Accordingly, despite the obvious fiction and the government’s own science adviser calling it junk, there was a full-court press by state media to praise the “breakthrough” and the glory of Egypt’s military in having “solved” a problem that has eluded the entire rest of the world.
“The interim president should fire the scientific adviser, Essam Heggy, after his offensive comments to Egypt and the army,” Mohammed Abu Hamed, an Egyptian politician and vice chairman of the Free Egyptians Party, tweeted Wednesday.
Pro-military journalists and media outlets urged Egyptians to rejoice after the army announced the invention will be available in June.
“Has the level of doubt reached such a high level on an international breakthrough? This will benefit all of humanity and solve a crisis that the medical community has not been able to fix for years. This is something we should celebrate,” Maha Salim, a state media reporter, said on private network Tahrir TV.

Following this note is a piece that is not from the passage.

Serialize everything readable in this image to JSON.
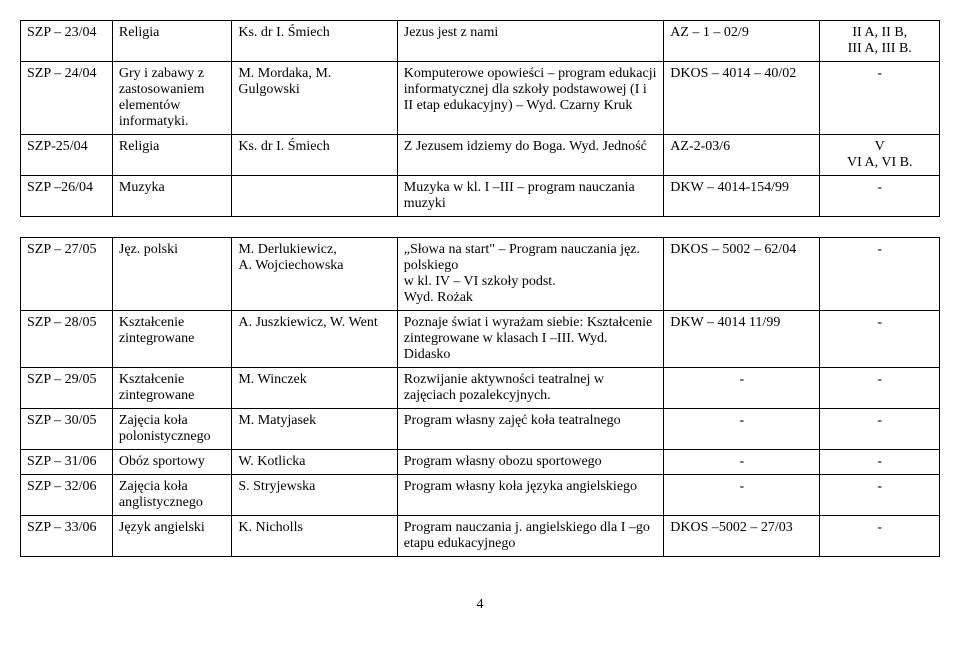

Such delusions have very dangerous consequences for both Egypt and the region. North Africa is currently experiencing a rising tide of new AIDS infections. Egypt is also one of the world’s most Hep C-prevalent countries; the CDC says 10% of the population has it. As we’ve seen in other countries where leaders claimed to have magically developed cures for AIDS and other infectious diseases, infection rates will almost certainly climb.